The boy who’d been holding her hand impulsively kissed her on the mouth. She stared back wide eyed.
“You’re beautiful, baby!” he hooted.
“She’s old enough to be your mother—” started Jackie, but no one heard her as the bride was brought forth, all in white and the crowd roared, “Drink! Drink! Drink!”
The bartender, took out a bottle of something, filled an exceptionally large shot glass with it, affixed to it a peach colored plastic cock and then shoved it into the bride’s mouth while the crowd showered her with condoms.
“Oh, my God,” Jackie murmured, her voice flat, and then she screamed as some biker smacked her ass and said, “Let’s dance, Mama!”
Jackie stared at him wide mouthed, then back at Sharon and Felice.
“Girl, why not?” Felice said. “He and Chip could be cousins.”

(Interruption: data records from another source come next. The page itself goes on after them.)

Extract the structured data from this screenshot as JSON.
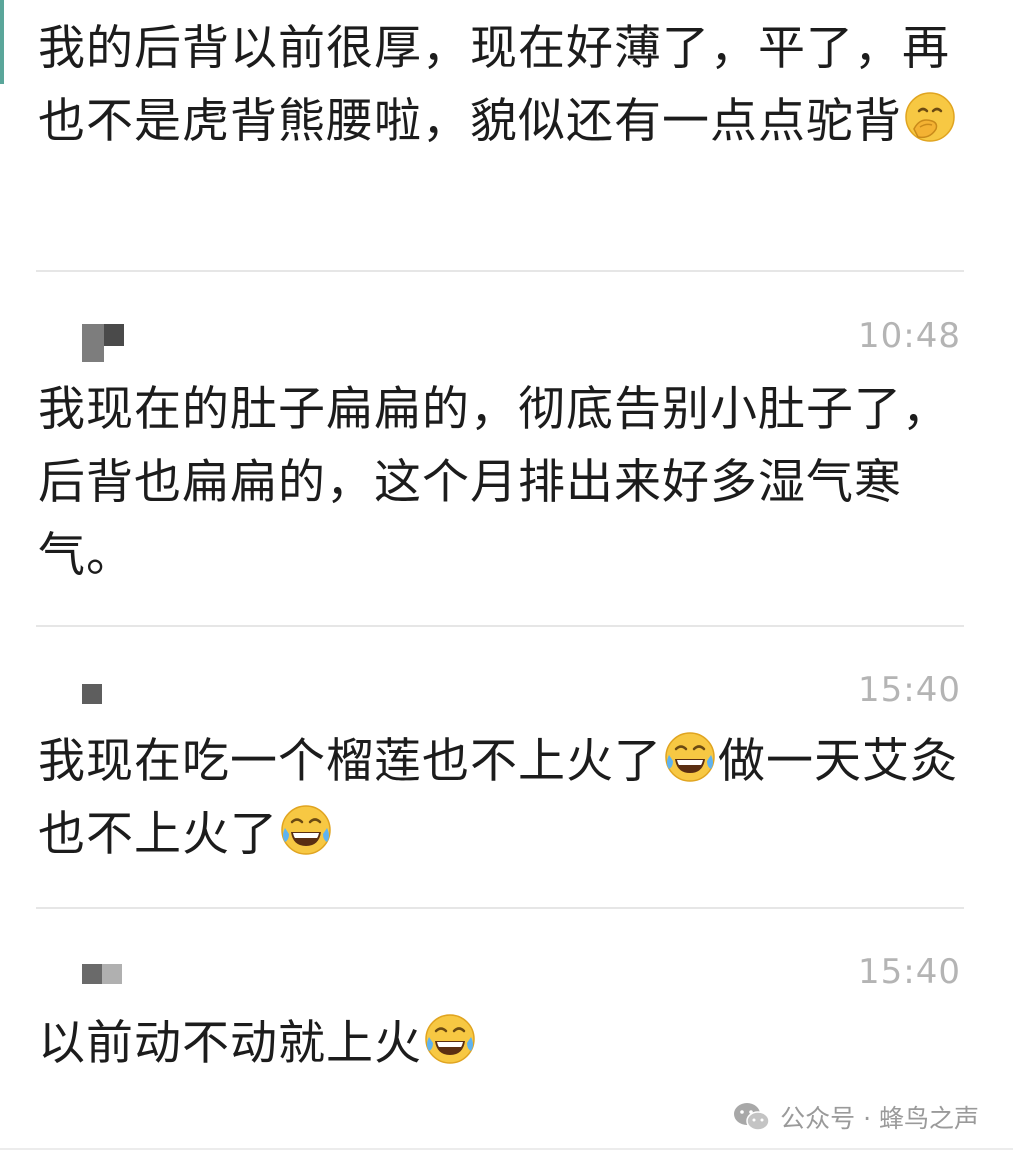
{
  "messages": [
    {
      "text_parts": [
        "我的后背以前很厚，现在好薄了，平了，再也不是虎背熊腰啦，貌似还有一点点驼背"
      ],
      "emoji": "hand-over-mouth-emoji"
    },
    {
      "time": "10:48",
      "text_parts": [
        "我现在的肚子扁扁的，彻底告别小肚子了，后背也扁扁的，这个月排出来好多湿气寒气。"
      ]
    },
    {
      "time": "15:40",
      "text_parts": [
        "我现在吃一个榴莲也不上火了",
        "做一天艾灸也不上火了"
      ],
      "emoji": "tears-of-joy-emoji"
    },
    {
      "time": "15:40",
      "text_parts": [
        "以前动不动就上火"
      ],
      "emoji": "tears-of-joy-emoji"
    }
  ],
  "watermark": {
    "text": "公众号 · 蜂鸟之声",
    "icon": "wechat-icon"
  },
  "colors": {
    "text": "#1c1c1c",
    "timestamp": "#b4b4b4",
    "divider": "#e6e6e6",
    "accent": "#5aa69a"
  }
}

Felice had stolen Jackie’s cigarettes, was contenting herself with a gin soaked olive and Sharon was looking forlornly at her daquiri when she heard someone say, “Whazzup, whazzup, hot mama!”

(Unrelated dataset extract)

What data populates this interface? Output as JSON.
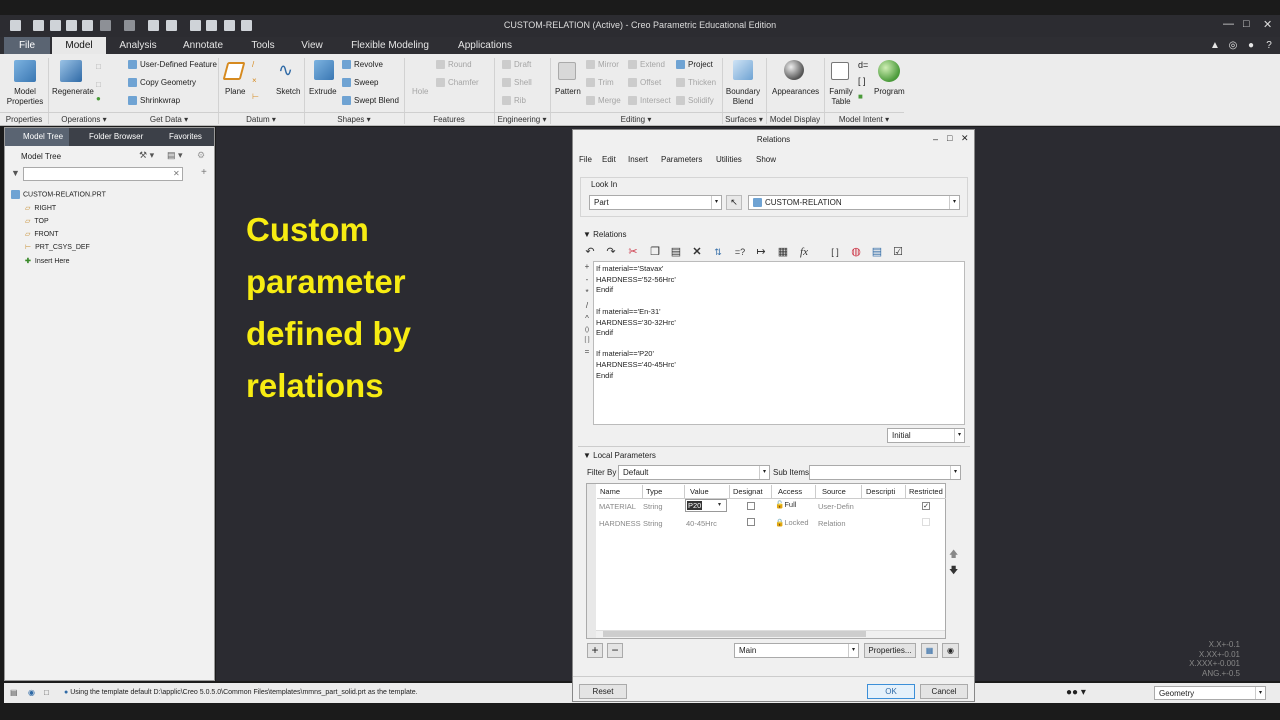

She looked to Felice, and then heard, “No. You, pretty Mama!”
“It’s all you, girl,” Felice said, and Sharon beheld a white boy, no more than twenty-five with a backward turned baseball cap, jeans sagging to his knees, three gold chains and black shades.

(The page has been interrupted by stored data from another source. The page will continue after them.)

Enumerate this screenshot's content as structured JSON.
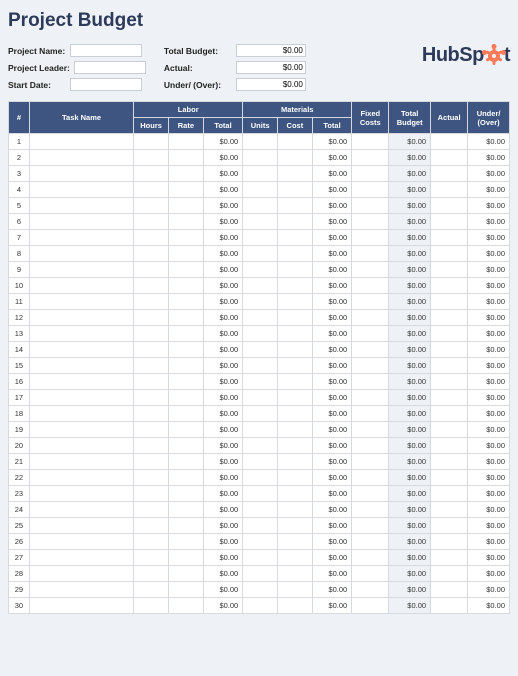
{
  "title": "Project Budget",
  "brand": {
    "prefix": "HubSp",
    "suffix": "t"
  },
  "fields": {
    "projectName": {
      "label": "Project Name:",
      "value": ""
    },
    "projectLeader": {
      "label": "Project Leader:",
      "value": ""
    },
    "startDate": {
      "label": "Start Date:",
      "value": ""
    },
    "totalBudget": {
      "label": "Total Budget:",
      "value": "$0.00"
    },
    "actual": {
      "label": "Actual:",
      "value": "$0.00"
    },
    "underOver": {
      "label": "Under/ (Over):",
      "value": "$0.00"
    }
  },
  "columns": {
    "idx": "#",
    "task": "Task Name",
    "laborGroup": "Labor",
    "hours": "Hours",
    "rate": "Rate",
    "laborTotal": "Total",
    "materialsGroup": "Materials",
    "units": "Units",
    "cost": "Cost",
    "matTotal": "Total",
    "fixed": "Fixed Costs",
    "totalBudget": "Total Budget",
    "actual": "Actual",
    "underOver": "Under/ (Over)"
  },
  "rows": [
    {
      "idx": 1,
      "task": "",
      "hours": "",
      "rate": "",
      "laborTotal": "$0.00",
      "units": "",
      "cost": "",
      "matTotal": "$0.00",
      "fixed": "",
      "totalBudget": "$0.00",
      "actual": "",
      "underOver": "$0.00"
    },
    {
      "idx": 2,
      "task": "",
      "hours": "",
      "rate": "",
      "laborTotal": "$0.00",
      "units": "",
      "cost": "",
      "matTotal": "$0.00",
      "fixed": "",
      "totalBudget": "$0.00",
      "actual": "",
      "underOver": "$0.00"
    },
    {
      "idx": 3,
      "task": "",
      "hours": "",
      "rate": "",
      "laborTotal": "$0.00",
      "units": "",
      "cost": "",
      "matTotal": "$0.00",
      "fixed": "",
      "totalBudget": "$0.00",
      "actual": "",
      "underOver": "$0.00"
    },
    {
      "idx": 4,
      "task": "",
      "hours": "",
      "rate": "",
      "laborTotal": "$0.00",
      "units": "",
      "cost": "",
      "matTotal": "$0.00",
      "fixed": "",
      "totalBudget": "$0.00",
      "actual": "",
      "underOver": "$0.00"
    },
    {
      "idx": 5,
      "task": "",
      "hours": "",
      "rate": "",
      "laborTotal": "$0.00",
      "units": "",
      "cost": "",
      "matTotal": "$0.00",
      "fixed": "",
      "totalBudget": "$0.00",
      "actual": "",
      "underOver": "$0.00"
    },
    {
      "idx": 6,
      "task": "",
      "hours": "",
      "rate": "",
      "laborTotal": "$0.00",
      "units": "",
      "cost": "",
      "matTotal": "$0.00",
      "fixed": "",
      "totalBudget": "$0.00",
      "actual": "",
      "underOver": "$0.00"
    },
    {
      "idx": 7,
      "task": "",
      "hours": "",
      "rate": "",
      "laborTotal": "$0.00",
      "units": "",
      "cost": "",
      "matTotal": "$0.00",
      "fixed": "",
      "totalBudget": "$0.00",
      "actual": "",
      "underOver": "$0.00"
    },
    {
      "idx": 8,
      "task": "",
      "hours": "",
      "rate": "",
      "laborTotal": "$0.00",
      "units": "",
      "cost": "",
      "matTotal": "$0.00",
      "fixed": "",
      "totalBudget": "$0.00",
      "actual": "",
      "underOver": "$0.00"
    },
    {
      "idx": 9,
      "task": "",
      "hours": "",
      "rate": "",
      "laborTotal": "$0.00",
      "units": "",
      "cost": "",
      "matTotal": "$0.00",
      "fixed": "",
      "totalBudget": "$0.00",
      "actual": "",
      "underOver": "$0.00"
    },
    {
      "idx": 10,
      "task": "",
      "hours": "",
      "rate": "",
      "laborTotal": "$0.00",
      "units": "",
      "cost": "",
      "matTotal": "$0.00",
      "fixed": "",
      "totalBudget": "$0.00",
      "actual": "",
      "underOver": "$0.00"
    },
    {
      "idx": 11,
      "task": "",
      "hours": "",
      "rate": "",
      "laborTotal": "$0.00",
      "units": "",
      "cost": "",
      "matTotal": "$0.00",
      "fixed": "",
      "totalBudget": "$0.00",
      "actual": "",
      "underOver": "$0.00"
    },
    {
      "idx": 12,
      "task": "",
      "hours": "",
      "rate": "",
      "laborTotal": "$0.00",
      "units": "",
      "cost": "",
      "matTotal": "$0.00",
      "fixed": "",
      "totalBudget": "$0.00",
      "actual": "",
      "underOver": "$0.00"
    },
    {
      "idx": 13,
      "task": "",
      "hours": "",
      "rate": "",
      "laborTotal": "$0.00",
      "units": "",
      "cost": "",
      "matTotal": "$0.00",
      "fixed": "",
      "totalBudget": "$0.00",
      "actual": "",
      "underOver": "$0.00"
    },
    {
      "idx": 14,
      "task": "",
      "hours": "",
      "rate": "",
      "laborTotal": "$0.00",
      "units": "",
      "cost": "",
      "matTotal": "$0.00",
      "fixed": "",
      "totalBudget": "$0.00",
      "actual": "",
      "underOver": "$0.00"
    },
    {
      "idx": 15,
      "task": "",
      "hours": "",
      "rate": "",
      "laborTotal": "$0.00",
      "units": "",
      "cost": "",
      "matTotal": "$0.00",
      "fixed": "",
      "totalBudget": "$0.00",
      "actual": "",
      "underOver": "$0.00"
    },
    {
      "idx": 16,
      "task": "",
      "hours": "",
      "rate": "",
      "laborTotal": "$0.00",
      "units": "",
      "cost": "",
      "matTotal": "$0.00",
      "fixed": "",
      "totalBudget": "$0.00",
      "actual": "",
      "underOver": "$0.00"
    },
    {
      "idx": 17,
      "task": "",
      "hours": "",
      "rate": "",
      "laborTotal": "$0.00",
      "units": "",
      "cost": "",
      "matTotal": "$0.00",
      "fixed": "",
      "totalBudget": "$0.00",
      "actual": "",
      "underOver": "$0.00"
    },
    {
      "idx": 18,
      "task": "",
      "hours": "",
      "rate": "",
      "laborTotal": "$0.00",
      "units": "",
      "cost": "",
      "matTotal": "$0.00",
      "fixed": "",
      "totalBudget": "$0.00",
      "actual": "",
      "underOver": "$0.00"
    },
    {
      "idx": 19,
      "task": "",
      "hours": "",
      "rate": "",
      "laborTotal": "$0.00",
      "units": "",
      "cost": "",
      "matTotal": "$0.00",
      "fixed": "",
      "totalBudget": "$0.00",
      "actual": "",
      "underOver": "$0.00"
    },
    {
      "idx": 20,
      "task": "",
      "hours": "",
      "rate": "",
      "laborTotal": "$0.00",
      "units": "",
      "cost": "",
      "matTotal": "$0.00",
      "fixed": "",
      "totalBudget": "$0.00",
      "actual": "",
      "underOver": "$0.00"
    },
    {
      "idx": 21,
      "task": "",
      "hours": "",
      "rate": "",
      "laborTotal": "$0.00",
      "units": "",
      "cost": "",
      "matTotal": "$0.00",
      "fixed": "",
      "totalBudget": "$0.00",
      "actual": "",
      "underOver": "$0.00"
    },
    {
      "idx": 22,
      "task": "",
      "hours": "",
      "rate": "",
      "laborTotal": "$0.00",
      "units": "",
      "cost": "",
      "matTotal": "$0.00",
      "fixed": "",
      "totalBudget": "$0.00",
      "actual": "",
      "underOver": "$0.00"
    },
    {
      "idx": 23,
      "task": "",
      "hours": "",
      "rate": "",
      "laborTotal": "$0.00",
      "units": "",
      "cost": "",
      "matTotal": "$0.00",
      "fixed": "",
      "totalBudget": "$0.00",
      "actual": "",
      "underOver": "$0.00"
    },
    {
      "idx": 24,
      "task": "",
      "hours": "",
      "rate": "",
      "laborTotal": "$0.00",
      "units": "",
      "cost": "",
      "matTotal": "$0.00",
      "fixed": "",
      "totalBudget": "$0.00",
      "actual": "",
      "underOver": "$0.00"
    },
    {
      "idx": 25,
      "task": "",
      "hours": "",
      "rate": "",
      "laborTotal": "$0.00",
      "units": "",
      "cost": "",
      "matTotal": "$0.00",
      "fixed": "",
      "totalBudget": "$0.00",
      "actual": "",
      "underOver": "$0.00"
    },
    {
      "idx": 26,
      "task": "",
      "hours": "",
      "rate": "",
      "laborTotal": "$0.00",
      "units": "",
      "cost": "",
      "matTotal": "$0.00",
      "fixed": "",
      "totalBudget": "$0.00",
      "actual": "",
      "underOver": "$0.00"
    },
    {
      "idx": 27,
      "task": "",
      "hours": "",
      "rate": "",
      "laborTotal": "$0.00",
      "units": "",
      "cost": "",
      "matTotal": "$0.00",
      "fixed": "",
      "totalBudget": "$0.00",
      "actual": "",
      "underOver": "$0.00"
    },
    {
      "idx": 28,
      "task": "",
      "hours": "",
      "rate": "",
      "laborTotal": "$0.00",
      "units": "",
      "cost": "",
      "matTotal": "$0.00",
      "fixed": "",
      "totalBudget": "$0.00",
      "actual": "",
      "underOver": "$0.00"
    },
    {
      "idx": 29,
      "task": "",
      "hours": "",
      "rate": "",
      "laborTotal": "$0.00",
      "units": "",
      "cost": "",
      "matTotal": "$0.00",
      "fixed": "",
      "totalBudget": "$0.00",
      "actual": "",
      "underOver": "$0.00"
    },
    {
      "idx": 30,
      "task": "",
      "hours": "",
      "rate": "",
      "laborTotal": "$0.00",
      "units": "",
      "cost": "",
      "matTotal": "$0.00",
      "fixed": "",
      "totalBudget": "$0.00",
      "actual": "",
      "underOver": "$0.00"
    }
  ]
}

“Um! Um! Um!” he said with a downward hand gesture for each um, “You are sooo FINE!”
Sharon looked at him, incredulous.
“A’know a’know a’know, you’re probably looking at this white boy saying, ‘How’s he gon try to mack with me? And you right, you right. I ain’t got no right. You are SUCH a Nubian goddess. I’d like to take you home with me, but if it’s alright by you, I’ll just have this dance?”
He offered his very white hand.
Sharon looked back at Felice.
“Com’on, Brown Sugar,” he urged.
Sharon looked back at Felice who shrugged.
“You heard him,” she said. “Go on, Brown Sugar.”


“Can I get you another drink?” White Boy asked as he swayed with Sharon.
“Are you trying to seduce me?” she joked.
“No! No!” he thought she was serious. “No, you’re just a beautiful lady and—”
“What?”
“I said you’re a beautiful lady.”
“It’s been a long time since a man’s said that to me.”
“Maybe you’re hanging around the wrong men.”
Sharon chuckled and shrugged as much as she could while slow dancing. “Maybe you’re right.
“I don’t even know your name,” Sharon told him.
“My name’s Robert.”
“Robert,” Sharon considered it. “Yes, that’s a nice name. Robert, I think I will let you get me another drink.”
After all they were free. He walked her over to the bar and asked what she wanted. Sharon tried not to think outside of herself or she would laugh at this whole situation. What would Chayne say?
“Here you go,” he served her the martini.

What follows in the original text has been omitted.